Z. Li1, Y. Su2, G. Yu3, Y. Yin4, and Z. Li5; 1Shandong Province Key Laboratory of Medical Physics and Image Processing Technology, School of Physics and Electronics, Shandong Normal University, jinan, shandong, China, 2Yantai Yuhuangding Hospital, yantai, shandong, China, 3Shandong Province Key Laboratory of Medical Physics and Image Processing Technology, School of Physics and Electronics, Shandong Normal University, Jinan, China, 4Department of Radiation Physics, Shandong Cancer Hospital and Institute, Shandong First Medical University and Shandong Academy of Medical Sciences, Jinan, China, 5Department of Radiation Oncology Physics and Technology, Shandong Cancer Hospital and Institute, Shandong First Medical University and Shandong Academy of Medical Sciences, Jinan, China
Purpose/Objective(s):To evaluate the performance of multisequence magnetic resonance imaging (MRI)-base radiomics features combined with clinical parameters in predicting lymph node metastasis (LNM) in patients with type I endometrial cancer (EC) to assist in preoperative lymphadenectomy decisions. Materials/
Methods: A total of 167 patients with type I EC were included (118 in the training set and 49 in the test set). Radiomics features were extracted from dynamic contrast-enhanced T1-weighted images (T1), T2-weighted images (T2), and apparent diffusion coefficients (ADC) by AccuContour V3.0 software. Spearman and the least absolute shrinkage and selection operator (LASSO) were used as features selection methods. We also developed radiomics models (combining three MRI sequences) and clinical models using three classifiers, logistic regression (LR), support vector machine (SVM) and random forest (RF). Finally, clinical+radiomics models were created based on the radiomics models and the clinical models. The models were evaluated using the area under the curve (AUC) of receiver operating characteristic and decision curve analysis (DCA). Results: Among the 1409 features, Spearman and LASSO finally selected 12 radiomics features. The RF classifier had the best performance.

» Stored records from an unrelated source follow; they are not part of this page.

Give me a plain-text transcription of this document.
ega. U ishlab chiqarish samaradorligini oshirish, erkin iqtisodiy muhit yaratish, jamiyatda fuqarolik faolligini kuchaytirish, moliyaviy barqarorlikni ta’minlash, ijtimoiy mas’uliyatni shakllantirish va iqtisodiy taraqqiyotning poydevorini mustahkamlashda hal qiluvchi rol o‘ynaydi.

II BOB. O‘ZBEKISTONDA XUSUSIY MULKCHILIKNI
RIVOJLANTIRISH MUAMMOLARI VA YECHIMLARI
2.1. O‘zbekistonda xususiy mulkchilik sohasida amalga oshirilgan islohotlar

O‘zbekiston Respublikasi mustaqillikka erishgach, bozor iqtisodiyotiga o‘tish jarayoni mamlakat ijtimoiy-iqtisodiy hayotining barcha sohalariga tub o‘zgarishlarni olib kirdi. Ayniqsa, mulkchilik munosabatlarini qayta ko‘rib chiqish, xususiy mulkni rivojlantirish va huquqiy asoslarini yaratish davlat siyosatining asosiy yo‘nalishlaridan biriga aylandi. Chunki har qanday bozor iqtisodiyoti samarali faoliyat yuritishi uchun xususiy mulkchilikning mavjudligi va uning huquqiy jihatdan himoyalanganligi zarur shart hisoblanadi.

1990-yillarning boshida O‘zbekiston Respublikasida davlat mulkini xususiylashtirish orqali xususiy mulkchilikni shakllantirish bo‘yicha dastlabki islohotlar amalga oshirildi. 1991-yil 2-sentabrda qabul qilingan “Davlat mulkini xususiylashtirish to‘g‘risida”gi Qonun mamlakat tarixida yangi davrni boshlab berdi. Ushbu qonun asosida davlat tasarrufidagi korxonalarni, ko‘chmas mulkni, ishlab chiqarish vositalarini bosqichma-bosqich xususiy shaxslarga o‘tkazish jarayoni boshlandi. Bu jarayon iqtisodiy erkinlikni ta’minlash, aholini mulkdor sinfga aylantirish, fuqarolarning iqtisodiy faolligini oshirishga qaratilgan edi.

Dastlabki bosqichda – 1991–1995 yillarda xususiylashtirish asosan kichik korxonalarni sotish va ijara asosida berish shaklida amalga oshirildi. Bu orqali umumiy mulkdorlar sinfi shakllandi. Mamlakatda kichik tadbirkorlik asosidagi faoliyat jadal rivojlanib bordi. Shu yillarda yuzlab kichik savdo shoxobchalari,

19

The AUC of the radiomics, clinical and clinical+radiomics model based on the RF classifier in the test set was 0.926, 0. 679 and 0.978, the sensitivity was 1.000, 0.364 and 1.000, the specificity was 0.921, 0.711 and 0.974, the accuracy was 0.939, 0.633 and 0.980, the positive predictive value (PPV) was 0.786, 0.267 and 0.917, the negative predictive value (NPV) was 1.000, 0.794 and 1.000, respectively. DCA demonstrated that the RF clinical+radiomics model was predictive of LNM and yielded net clinical benefit. Conclusion: This study proposed a RF clinical+radiomics Nomogram that combined multisequence radiomics features with clinical parameters. It could improve the accuracy of preoperative prediction of LNM in type I EC and provide an aid in making decisions about lymphadenectomy.